FRBs are defined by Swinburne as “bursts of radio emission that have durations of milliseconds and exhibit the characteristic dispersion sweep of radio pulsars.”
Farah, along with a team of researchers at the Molonglo Radio Observatory near the Australian capital of Canberra, were able to use the system’s quick detection capabilities to view and assess fine details about FRBs to a degree that was previously impossible.
Since Farah’s development of the system, a total of five bursts were detected between June 2017 and December 2018. His findings have since been published in the Monthly Notices of the Royal Astronomical Society.
Farah and Swinburne’s findings are listed as a joint collaborative effort with the University of Sydney, the owner of the Molonglo telescope.

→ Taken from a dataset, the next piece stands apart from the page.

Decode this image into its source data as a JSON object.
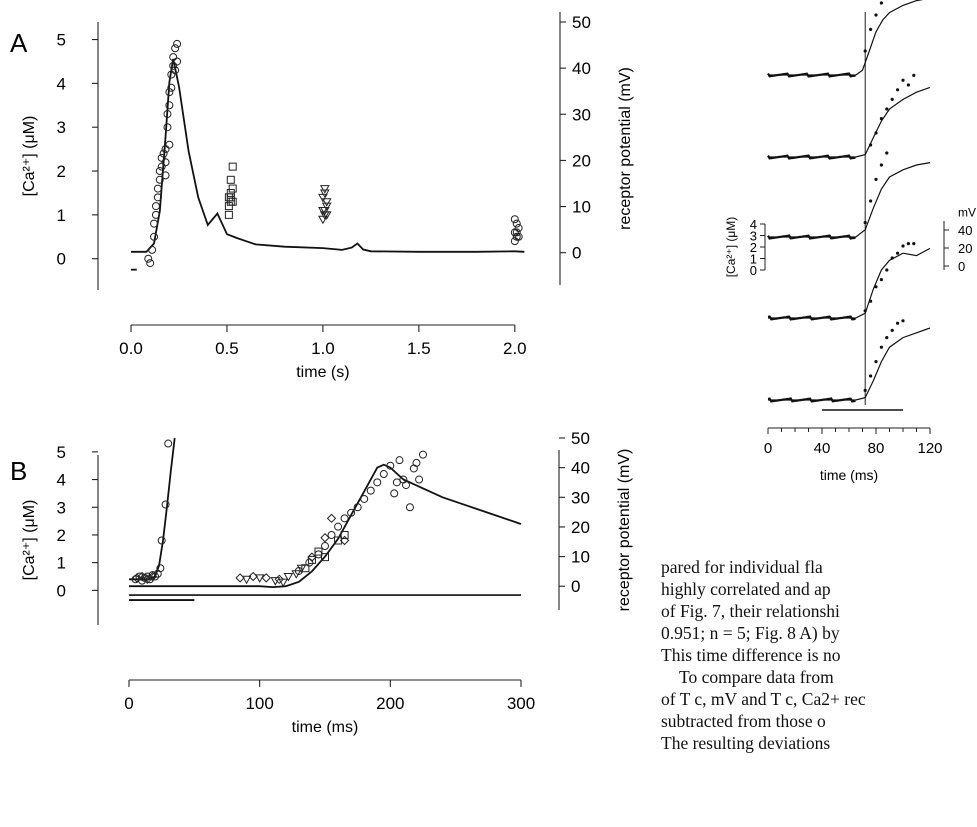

“It is fascinating to discover that a signal that travelled halfway through the universe, reaching our telescope after a journey of a few billion years, exhibits complex structure, like peaks separated by less than a millisecond,” Farah said in a press release published Monday by Swinburne.
The student notes that from studying FRBs, researchers can learn more about matter that lies around and in between galaxies.
“[Farah] has used machine learning on our high-performance computing cluster to detect and save FRBs from amongst millions of other radio events, such as mobile phones, lightning storms, and signals from the sun and from pulsars,” Dr. Chris Flynn, a Molonglo project scientist affiliated with Swinburne.
Of Farah’s findings, one is noted as the broadest and most energetic bursts to date. The student’s efforts come on the heels of Dr. Ryan Shannon’s 2018 discovery of 20 FRBs, almost doubling the total known bursts documented at the time.